5 min readPrimed Team

Behind the Build: Why I Created Primed (and What I've Learned So Far)

About six months ago, I started a side project in my spare time. Not to launch a new company, but to go deeper into something I believe is going to reshape how we work: AI.

Behind the build — the origin story of Primed

About six months ago, I started a side project in my spare time. Not to launch a new company, but to go deeper into something I believe is going to reshape how we train: AI.

As a long-time endurance athlete and tech professional, I felt it was important to move beyond surface-level knowledge. I didn't want to just read about agentic AI and LLMs. I wanted to build with them. So I carved out time to explore tools like Cursor, OpenAI's Codex, and Replit, and started experimenting.

The result is Primed, a coaching assistant that feels more like a teammate than a basic training app.

Key takeaways

  • Started as a side project to learn agentic AI properly.
  • Became Primed: coaching that adapts in real time.
  • Reads schedule, fitness, and recovery before suggesting anything.
  • Helpful without being annoying is the hardest part.

The Idea: Smart Coaching for Everyone

Traditional coaching apps give you static plans. What if your coach could adapt in real-time, understanding your fatigue, your schedule, and your goals? That got me thinking.

So I built Primed. It's an AI-first coaching tool that:

  • Analyzes your training data as it happens
  • Reviews your schedule, fitness, and recovery in real time
  • Surfaces context-aware suggestions based on what's happening now

Everything is designed around helping you train smarter, not just harder.

How It Works

Primed connects to your training devices and builds a dynamic picture of your fitness. It reads structured and unstructured data from Garmin, Strava, and other sources. Then it uses that to generate helpful coaching nudges or content when it makes sense.

When it offers a suggestion, it's not just reacting. It's using what you've recently completed, what's coming up, and what might need attention to decide what's actually helpful.

That might mean adjusting tomorrow's workout based on today's fatigue, prepping for what's next in your training block, or reminding you about recovery you've been skipping.

What's Been Challenging

Here are a few things that turned out to be harder than expected:

Intent ranking: When multiple responses from the LLM are technically good, how do you pick the most useful one for an athlete?

Being helpful without being annoying: There's a very fine line. Too passive and it's ignored. Too active and it becomes distracting during training.

Context management: Figuring out what's relevant at any given moment is more complex than just window size or token count.

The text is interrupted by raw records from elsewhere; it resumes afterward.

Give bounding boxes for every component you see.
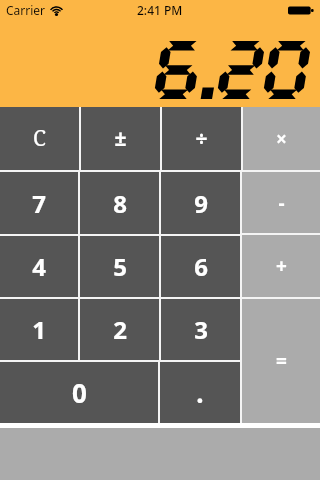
staticText: 3: [194, 313, 208, 346]
button[interactable]: C: [0, 107, 79, 170]
staticText: Carrier: [6, 2, 46, 18]
staticText: ÷: [195, 124, 208, 153]
button[interactable]: 5: [80, 236, 159, 297]
staticText: 2:41 PM: [137, 2, 183, 18]
button[interactable]: +: [242, 235, 320, 297]
staticText: 4: [32, 250, 46, 283]
button[interactable]: =: [242, 299, 320, 423]
button[interactable]: 8: [80, 172, 159, 234]
button[interactable]: ÷: [162, 107, 241, 170]
button[interactable]: -: [242, 172, 320, 233]
button[interactable]: 0: [0, 362, 158, 423]
button[interactable]: ×: [243, 107, 320, 170]
staticText: 8: [113, 187, 127, 220]
staticText: 7: [32, 187, 46, 220]
button[interactable]: 3: [161, 299, 240, 360]
button[interactable]: 2: [80, 299, 159, 360]
staticText: 5: [113, 250, 127, 283]
staticText: =: [276, 348, 287, 374]
button[interactable]: 1: [0, 299, 78, 360]
button[interactable]: ±: [81, 107, 160, 170]
staticText: ±: [114, 124, 127, 153]
staticText: .: [196, 375, 204, 410]
button[interactable]: 7: [0, 172, 78, 234]
button[interactable]: 9: [161, 172, 240, 234]
staticText: 6: [194, 250, 208, 283]
button[interactable]: .: [160, 362, 240, 423]
button[interactable]: 6: [161, 236, 240, 297]
staticText: 9: [194, 187, 208, 220]
staticText: 0: [72, 375, 87, 410]
staticText: -: [278, 190, 285, 216]
staticText: 1: [32, 313, 46, 346]
staticText: +: [276, 253, 287, 279]
staticText: C: [33, 124, 46, 153]
staticText: ×: [276, 126, 287, 152]
staticText: 2: [113, 313, 127, 346]
button[interactable]: 4: [0, 236, 78, 297]
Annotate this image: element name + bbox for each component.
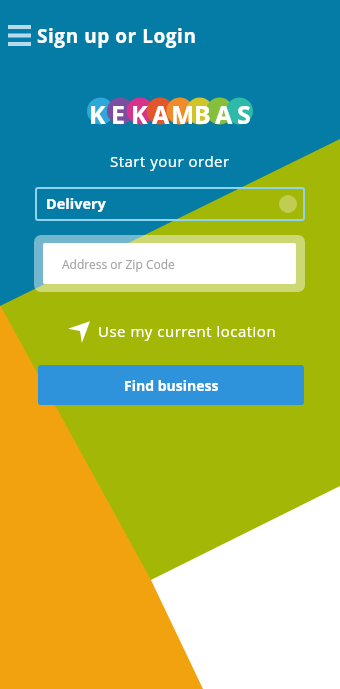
button[interactable]: Address or Zip Code	[43, 243, 296, 284]
staticText: Delivery	[46, 194, 106, 214]
other: Use my current location	[68, 319, 90, 343]
staticText: A	[152, 97, 170, 125]
staticText: Start your order	[110, 151, 230, 171]
staticText: K	[131, 97, 148, 125]
staticText: Find business	[124, 376, 219, 395]
staticText: Address or Zip Code	[62, 256, 175, 272]
staticText: B	[194, 97, 211, 125]
staticText: E	[111, 97, 126, 125]
staticText: A	[215, 97, 233, 125]
staticText: S	[237, 97, 251, 125]
other: Open navigation menu	[8, 25, 31, 46]
button[interactable]: Find business	[38, 365, 304, 405]
button[interactable]: Use my current location	[68, 317, 277, 345]
button[interactable]: Delivery	[35, 187, 305, 221]
staticText: K	[89, 97, 106, 125]
button[interactable]: Open navigation menu	[0, 18, 197, 53]
staticText: M	[171, 97, 192, 125]
staticText: Use my current location	[98, 321, 277, 341]
staticText: Sign up or Login	[37, 23, 197, 49]
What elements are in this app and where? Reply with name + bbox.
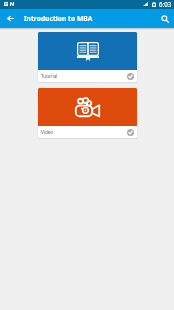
button[interactable]: Tutorial: [38, 32, 137, 82]
staticText: Introduction to MBA: [24, 14, 93, 23]
button[interactable]: Back: [0, 9, 21, 28]
button[interactable]: Video: [38, 88, 137, 138]
staticText: Video: [41, 129, 54, 135]
staticText: 6:03: [159, 0, 172, 8]
staticText: Tutorial: [41, 73, 58, 79]
button[interactable]: Search: [155, 9, 174, 28]
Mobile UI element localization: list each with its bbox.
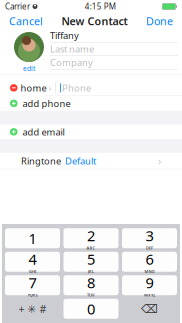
staticText: 1 <box>28 228 36 248</box>
staticText: MNO <box>144 269 154 274</box>
button[interactable]: 5 <box>64 252 118 272</box>
staticText: 7 <box>28 273 36 292</box>
button[interactable]: add phone <box>0 96 182 111</box>
staticText: Phone <box>62 82 91 94</box>
button[interactable]: 4 <box>5 252 60 272</box>
staticText: edit <box>23 64 35 73</box>
button[interactable]: edit <box>20 63 38 74</box>
button[interactable]: 1 <box>5 228 60 248</box>
staticText: Tiffany <box>50 29 79 42</box>
button[interactable]: 7 <box>5 275 60 295</box>
button[interactable]: Delete <box>122 299 177 319</box>
button[interactable]: 2 <box>64 228 118 248</box>
button[interactable]: 9 <box>122 275 177 295</box>
staticText: add email <box>22 126 64 138</box>
button[interactable]: home <box>20 79 52 97</box>
staticText: 3 <box>146 226 154 245</box>
staticText: WXYZ <box>144 292 155 298</box>
staticText: ⌫ <box>141 302 158 316</box>
staticText: + ✳ # <box>18 302 46 316</box>
button[interactable]: Plus star pound <box>5 299 60 319</box>
staticText: › <box>158 154 161 168</box>
staticText: home <box>20 82 46 94</box>
staticText: New Contact <box>62 14 128 28</box>
button[interactable]: Ringtone <box>0 153 182 169</box>
staticText: 8 <box>87 273 95 292</box>
staticText: add phone <box>22 97 70 110</box>
staticText: 9 <box>146 273 154 292</box>
button[interactable]: 0 <box>64 299 118 319</box>
staticText: 4:15 PM <box>85 1 116 12</box>
button[interactable]: 3 <box>122 228 177 248</box>
staticText: Cancel <box>9 14 43 28</box>
staticText: Ringtone <box>21 155 61 167</box>
staticText: Default <box>65 155 96 167</box>
staticText: Company <box>50 56 93 69</box>
staticText: JKL <box>88 269 94 274</box>
staticText: 0 <box>87 299 95 318</box>
button[interactable]: Cancel <box>3 10 49 32</box>
staticText: ABC <box>86 245 96 251</box>
button[interactable]: Done <box>140 10 179 32</box>
staticText: Done <box>146 14 173 28</box>
staticText: PQRS <box>28 292 38 298</box>
staticText: 4 <box>28 249 36 269</box>
staticText: GHI <box>29 269 36 274</box>
button[interactable]: Remove phone <box>7 81 20 95</box>
staticText: Last name <box>50 43 94 55</box>
button[interactable]: 8 <box>64 275 118 295</box>
staticText: Carrier <box>5 1 30 12</box>
staticText: 6 <box>146 249 154 269</box>
button[interactable]: 6 <box>122 252 177 272</box>
staticText: TUV <box>87 292 95 298</box>
staticText: DEF <box>146 245 153 251</box>
staticText: 2 <box>87 226 95 245</box>
button[interactable]: add email <box>0 124 182 139</box>
staticText: 5 <box>87 249 95 269</box>
staticText: › <box>48 82 52 94</box>
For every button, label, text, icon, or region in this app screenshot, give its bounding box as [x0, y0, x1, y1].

I also had to learn more about sports science integration, data synchronization, and balancing performance insights with privacy.

What's Next

Primed is still in development, but it's usable. I've been testing it daily and have started letting other athletes try it too. I want to see how people use it, and where it breaks down.

If you're training for a marathon, triathlon, or just want smarter coaching, I'd love to hear from you.

Summary

Primed started as a side project to learn agentic AI properly and became something else: coaching that adapts in real time, grounded in your actual schedule, fitness, and recovery. The hardest design problem isn't the AI — it's being useful without becoming noise.